Scott has some of the best videos and writing on programming out there. This talk[0] (the programmers toolkit) is one of my favorites and is something that you can keep coming back to regardless of experience or background.
I've just started learning Elixir very recently after nearly 23 years of working solely with languages such as VB, C, C#, Ruby, Python, Javascript, and Go.
I know exactly what the presenter means when he says learning a language should be a "mind-blown" event. It's opening my eyes to an entirely new way of thinking about solving challenges. Absolutely love it, and I feel like I did myself a serious disservice for not learning something like Elixir or Erlang earlier in my career as opposed to always learning just another new imperative language.

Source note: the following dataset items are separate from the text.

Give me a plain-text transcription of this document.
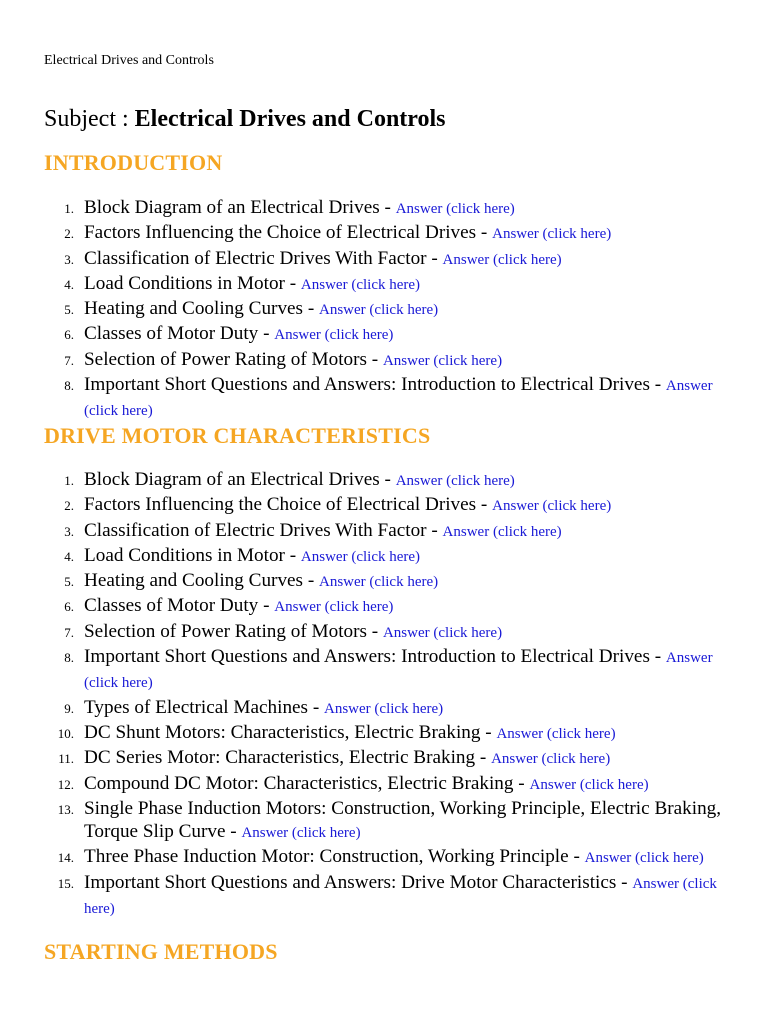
Electrical Drives and Controls
Subject : Electrical Drives and Controls
INTRODUCTION
1. Block Diagram of an Electrical Drives - Answer (click here)
2. Factors Influencing the Choice of Electrical Drives - Answer (click here)
3. Classification of Electric Drives With Factor - Answer (click here)
4. Load Conditions in Motor - Answer (click here)
5. Heating and Cooling Curves - Answer (click here)
6. Classes of Motor Duty - Answer (click here)
7. Selection of Power Rating of Motors - Answer (click here)
8. Important Short Questions and Answers: Introduction to Electrical Drives - Answer (click here)
DRIVE MOTOR CHARACTERISTICS
1. Block Diagram of an Electrical Drives - Answer (click here)
2. Factors Influencing the Choice of Electrical Drives - Answer (click here)
3. Classification of Electric Drives With Factor - Answer (click here)
4. Load Conditions in Motor - Answer (click here)
5. Heating and Cooling Curves - Answer (click here)
6. Classes of Motor Duty - Answer (click here)
7. Selection of Power Rating of Motors - Answer (click here)
8. Important Short Questions and Answers: Introduction to Electrical Drives - Answer (click here)
9. Types of Electrical Machines - Answer (click here)
10. DC Shunt Motors: Characteristics, Electric Braking - Answer (click here)
11. DC Series Motor: Characteristics, Electric Braking - Answer (click here)
12. Compound DC Motor: Characteristics, Electric Braking - Answer (click here)
13. Single Phase Induction Motors: Construction, Working Principle, Electric Braking, Torque Slip Curve - Answer (click here)
14. Three Phase Induction Motor: Construction, Working Principle - Answer (click here)
15. Important Short Questions and Answers: Drive Motor Characteristics - Answer (click here)
STARTING METHODS
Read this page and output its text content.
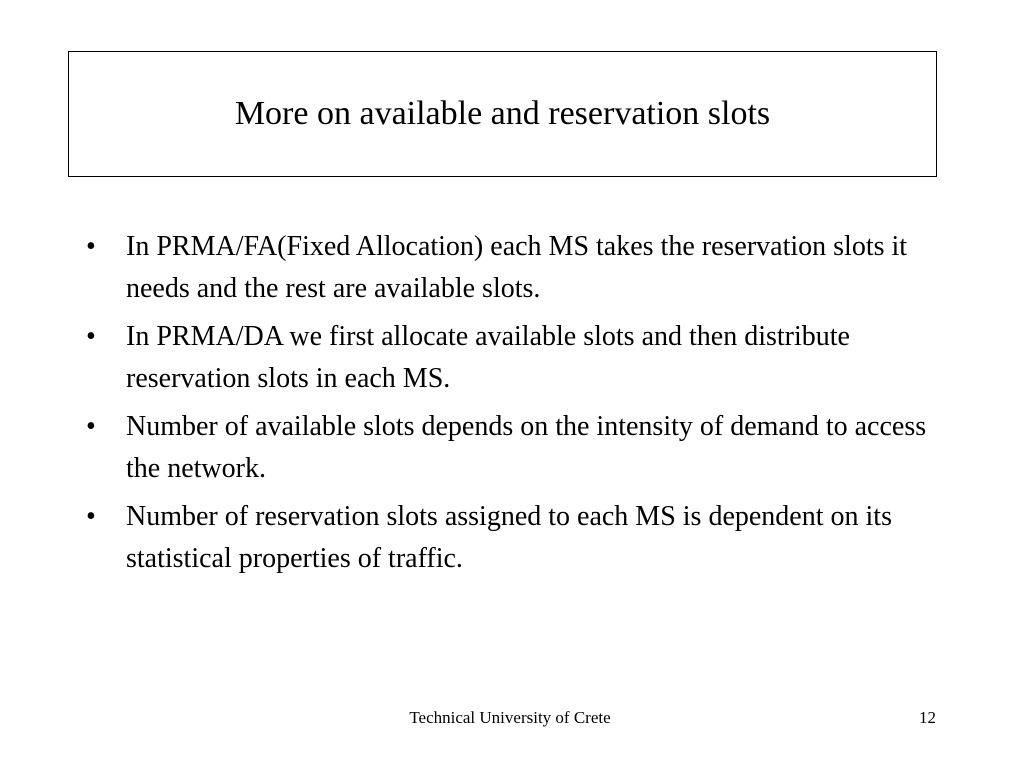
More on available and reservation slots
•	In PRMA/FA(Fixed Allocation) each MS takes the reservation slots it needs and the rest are available slots.
•	In PRMA/DA we first allocate available slots and then distribute reservation slots in each MS.
•	Number of available slots depends on the intensity of demand to access the network.
•	Number of reservation slots assigned to each MS is dependent on its statistical properties of traffic.
Technical University of Crete	12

I was lucky enough to have learned Erlang in college and I had a similar "mind-blown" experience right in the middle of the lecture hall.
When I use most other languages ever since, there's always a part of me that knows this little piece of the program could be that much more elegant and robust in Erlang...
I found Scala functional programming to be my “mind blown” revelation after 15 years of software. I dislike the ecosystem and the build system but I sure loved the language.
- SQL
- Prolog
- ML (Meta Language)
- Smalltalk
- A surprise bonus language revealed near the end of the talk
Presentation description:
"The 1970’s were a golden age for new programming languages, but do they have any relevance to programming today? Can we still learn from them?"
"In this talk, we’ll look at four languages designed over forty years ago — SQL, Prolog, ML, and Smalltalk — and discuss their philosophy and approach to programming, which is very different from most popular languages today."
Some quotes from the talk:
"So what can we learn from the 1970s? Some interesting things that we haven't really caught up [today]...Pretty much everything that we can think of as modern programming happened in the 1970s"
The following programming paradigms stabilised by the early-1980s: Imperative, Object-oriented, Functional, Symbolic, Logic, Stack-based:
"What's interesting is all these paradigms really solidified by the late 70s and early 80s, and these are the paradigms we still use today. We really haven't progressed that much."